Problems can arise in unexpected places. Case in point: the New York-based public-relations executive who sent out a tweet maligning the city of Memphis — right before a meeting with FedEx, a major client which happens to be headquartered there. The FedEx folks weren’t amused, and he and his bosses had to publicly apologize.

Hoping to avoid such potential embarrassments and business-killers, a growing number of employers are issuing social-media guidelines that “set parameters and expectations,” says Midkiff. (Soon some may be doing more than that — a new report by the tech research firm Gartner, Inc., predicts that by 2015, 60 percent of corporations will have formal programs for monitoring external social media.)

Some social media guidelines expressly forbid employees from sharing company information, and/or ask workers to make explicit that their posts reflect their personal opinions and not the company’s.

Having seen the problems that can arise from social media posts, Boué says his firm is getting ready to join those who’ve issued guidelines.

“The idea is to provide some guidance and a little bit of awareness,” he says, “especially with younger generations that don’t see this potential issue about everybody seeing what they have to say.”

Tweet treatments

Employers’ social-media concerns are just one more reason workers need to be mindful of what they post for the world to see. Here are tips to keep your job safe and your Twitter feed dull:

Don’t expect privacy: No matter how restrictive your Facebook privacy settings or how anonymous your Twitter handle, don’t post under the illusion that colleagues can’t read them. Privacy settings create a false sense of security, says James Alexander of Vizibility, a reputation management firm.
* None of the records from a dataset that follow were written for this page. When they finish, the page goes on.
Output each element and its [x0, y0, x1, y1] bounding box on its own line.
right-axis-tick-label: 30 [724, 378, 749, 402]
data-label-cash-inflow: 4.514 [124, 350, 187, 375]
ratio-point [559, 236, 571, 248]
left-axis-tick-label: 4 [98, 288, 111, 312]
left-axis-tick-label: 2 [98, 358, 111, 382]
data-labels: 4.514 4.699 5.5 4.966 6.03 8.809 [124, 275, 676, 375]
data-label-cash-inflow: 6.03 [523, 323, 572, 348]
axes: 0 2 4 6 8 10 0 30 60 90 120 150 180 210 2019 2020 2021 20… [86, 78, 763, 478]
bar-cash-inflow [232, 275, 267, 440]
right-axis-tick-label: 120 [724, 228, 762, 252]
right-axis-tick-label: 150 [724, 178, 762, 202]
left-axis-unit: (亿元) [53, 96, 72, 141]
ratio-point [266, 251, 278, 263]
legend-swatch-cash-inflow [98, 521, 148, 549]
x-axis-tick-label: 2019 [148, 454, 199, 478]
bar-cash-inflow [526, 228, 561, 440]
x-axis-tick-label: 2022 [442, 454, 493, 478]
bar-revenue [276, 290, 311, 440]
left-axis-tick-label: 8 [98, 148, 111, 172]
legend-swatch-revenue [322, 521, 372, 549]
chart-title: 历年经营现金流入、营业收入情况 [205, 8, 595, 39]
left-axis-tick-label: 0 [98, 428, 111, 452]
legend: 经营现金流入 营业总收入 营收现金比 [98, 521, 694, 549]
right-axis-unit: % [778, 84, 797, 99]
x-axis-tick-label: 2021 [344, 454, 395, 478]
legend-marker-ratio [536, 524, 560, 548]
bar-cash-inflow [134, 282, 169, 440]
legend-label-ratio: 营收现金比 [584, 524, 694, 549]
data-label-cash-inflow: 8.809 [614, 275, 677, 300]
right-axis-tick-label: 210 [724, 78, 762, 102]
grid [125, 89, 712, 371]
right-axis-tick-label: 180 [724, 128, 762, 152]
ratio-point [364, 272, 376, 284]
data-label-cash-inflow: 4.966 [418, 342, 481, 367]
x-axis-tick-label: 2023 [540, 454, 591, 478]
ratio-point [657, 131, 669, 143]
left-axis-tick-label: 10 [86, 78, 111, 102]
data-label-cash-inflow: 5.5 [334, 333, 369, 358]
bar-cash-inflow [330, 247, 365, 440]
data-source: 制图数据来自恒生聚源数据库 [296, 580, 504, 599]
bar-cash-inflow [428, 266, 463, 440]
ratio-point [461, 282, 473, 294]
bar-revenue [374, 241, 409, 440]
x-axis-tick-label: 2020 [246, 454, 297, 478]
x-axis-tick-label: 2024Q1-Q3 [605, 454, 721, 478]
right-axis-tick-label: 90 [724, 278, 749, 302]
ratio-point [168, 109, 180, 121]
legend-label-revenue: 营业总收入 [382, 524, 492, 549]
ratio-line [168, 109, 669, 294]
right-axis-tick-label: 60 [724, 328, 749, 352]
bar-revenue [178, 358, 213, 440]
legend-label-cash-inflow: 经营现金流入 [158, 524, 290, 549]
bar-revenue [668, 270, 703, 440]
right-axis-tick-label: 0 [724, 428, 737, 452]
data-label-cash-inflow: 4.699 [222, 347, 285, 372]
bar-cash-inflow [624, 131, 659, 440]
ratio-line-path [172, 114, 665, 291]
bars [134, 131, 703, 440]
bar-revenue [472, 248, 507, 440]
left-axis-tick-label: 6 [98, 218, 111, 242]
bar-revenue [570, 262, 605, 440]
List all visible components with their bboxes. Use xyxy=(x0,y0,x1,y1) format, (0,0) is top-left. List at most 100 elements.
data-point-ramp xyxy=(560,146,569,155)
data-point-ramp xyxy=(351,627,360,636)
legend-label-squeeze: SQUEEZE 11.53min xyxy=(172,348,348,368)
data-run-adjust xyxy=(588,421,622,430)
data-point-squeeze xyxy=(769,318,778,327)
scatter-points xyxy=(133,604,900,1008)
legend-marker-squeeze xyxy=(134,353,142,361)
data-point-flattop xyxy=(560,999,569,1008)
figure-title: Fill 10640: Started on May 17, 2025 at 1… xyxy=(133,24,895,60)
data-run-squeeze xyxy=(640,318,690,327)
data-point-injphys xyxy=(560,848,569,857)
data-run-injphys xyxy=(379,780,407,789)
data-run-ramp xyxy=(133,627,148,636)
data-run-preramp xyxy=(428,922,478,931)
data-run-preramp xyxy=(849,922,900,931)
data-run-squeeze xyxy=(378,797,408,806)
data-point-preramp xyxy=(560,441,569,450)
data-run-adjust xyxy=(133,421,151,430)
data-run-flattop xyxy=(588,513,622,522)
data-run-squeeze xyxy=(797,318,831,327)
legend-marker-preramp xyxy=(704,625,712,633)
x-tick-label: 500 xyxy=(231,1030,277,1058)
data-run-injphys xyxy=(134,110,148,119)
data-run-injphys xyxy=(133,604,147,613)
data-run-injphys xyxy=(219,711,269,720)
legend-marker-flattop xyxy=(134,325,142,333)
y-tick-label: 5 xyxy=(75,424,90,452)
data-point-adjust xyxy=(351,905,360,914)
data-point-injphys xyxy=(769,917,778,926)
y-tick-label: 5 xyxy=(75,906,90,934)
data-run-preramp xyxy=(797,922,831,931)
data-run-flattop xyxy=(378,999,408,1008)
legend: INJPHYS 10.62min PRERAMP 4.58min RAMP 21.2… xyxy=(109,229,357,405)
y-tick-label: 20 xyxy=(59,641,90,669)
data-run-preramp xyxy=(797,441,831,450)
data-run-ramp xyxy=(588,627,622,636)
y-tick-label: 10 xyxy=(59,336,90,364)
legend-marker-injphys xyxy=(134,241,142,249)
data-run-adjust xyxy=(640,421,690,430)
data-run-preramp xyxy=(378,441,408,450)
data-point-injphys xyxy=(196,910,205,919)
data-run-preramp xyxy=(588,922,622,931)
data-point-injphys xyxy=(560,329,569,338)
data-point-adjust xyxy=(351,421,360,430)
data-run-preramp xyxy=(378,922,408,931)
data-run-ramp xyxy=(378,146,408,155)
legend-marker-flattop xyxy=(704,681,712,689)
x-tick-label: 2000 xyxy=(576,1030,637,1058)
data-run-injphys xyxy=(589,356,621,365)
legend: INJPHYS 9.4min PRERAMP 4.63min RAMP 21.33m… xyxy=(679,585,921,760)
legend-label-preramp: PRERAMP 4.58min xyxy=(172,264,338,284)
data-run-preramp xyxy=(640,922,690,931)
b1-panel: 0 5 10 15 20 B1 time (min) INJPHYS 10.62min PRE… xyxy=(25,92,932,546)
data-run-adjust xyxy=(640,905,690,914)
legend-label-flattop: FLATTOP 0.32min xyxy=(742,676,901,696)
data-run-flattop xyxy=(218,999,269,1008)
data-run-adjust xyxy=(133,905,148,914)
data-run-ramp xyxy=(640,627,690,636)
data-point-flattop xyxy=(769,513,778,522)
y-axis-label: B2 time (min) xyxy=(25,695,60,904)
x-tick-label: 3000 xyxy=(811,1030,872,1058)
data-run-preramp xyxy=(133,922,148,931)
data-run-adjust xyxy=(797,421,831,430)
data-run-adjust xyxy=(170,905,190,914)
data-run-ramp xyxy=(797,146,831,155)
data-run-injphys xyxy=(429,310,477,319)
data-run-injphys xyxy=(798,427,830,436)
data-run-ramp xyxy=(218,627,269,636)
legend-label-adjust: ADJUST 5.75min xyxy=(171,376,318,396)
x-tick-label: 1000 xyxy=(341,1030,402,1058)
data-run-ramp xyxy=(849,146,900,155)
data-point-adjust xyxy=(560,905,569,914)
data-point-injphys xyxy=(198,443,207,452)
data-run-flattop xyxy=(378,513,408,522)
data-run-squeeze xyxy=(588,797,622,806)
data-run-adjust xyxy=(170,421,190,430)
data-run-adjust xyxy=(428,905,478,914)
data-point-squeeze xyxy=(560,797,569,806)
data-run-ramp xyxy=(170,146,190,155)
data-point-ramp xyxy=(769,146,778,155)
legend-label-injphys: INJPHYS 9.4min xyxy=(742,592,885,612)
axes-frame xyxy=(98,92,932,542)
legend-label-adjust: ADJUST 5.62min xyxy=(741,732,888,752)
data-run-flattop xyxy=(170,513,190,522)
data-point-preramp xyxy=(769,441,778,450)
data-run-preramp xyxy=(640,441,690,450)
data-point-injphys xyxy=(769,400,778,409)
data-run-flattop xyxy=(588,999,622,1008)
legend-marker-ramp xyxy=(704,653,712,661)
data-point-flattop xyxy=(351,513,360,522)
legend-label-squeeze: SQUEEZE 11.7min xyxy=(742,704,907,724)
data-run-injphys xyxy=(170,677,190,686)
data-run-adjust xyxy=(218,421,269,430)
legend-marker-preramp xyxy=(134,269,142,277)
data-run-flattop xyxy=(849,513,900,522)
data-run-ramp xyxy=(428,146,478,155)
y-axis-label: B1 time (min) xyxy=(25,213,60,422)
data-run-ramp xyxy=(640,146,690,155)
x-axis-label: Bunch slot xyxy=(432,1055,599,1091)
Use a disclaimer: When posting, add a disclaimer to the post itself or to the “about you” description that says these are your opinions, not your employer’s, suggests Curtis Midkiff of the Society for Human Resource Management. That applies “even when you talk about how wonderful it is to work there.”

Assume the worst: “Whatever you’re posting, put on the frame of mind that you’re writing it to your boss,” says Alexander. “If that thought makes you wince, then maybe you shouldn’t be posting it.”

Don’t expect protection: Keep in mind that your right to free speech won’t save you from the chopping block if you write something controversial. When you’re a worker for a private employer, “the First Amendment doesn’t apply to you,” says attorney Marshall Babson. — B.M.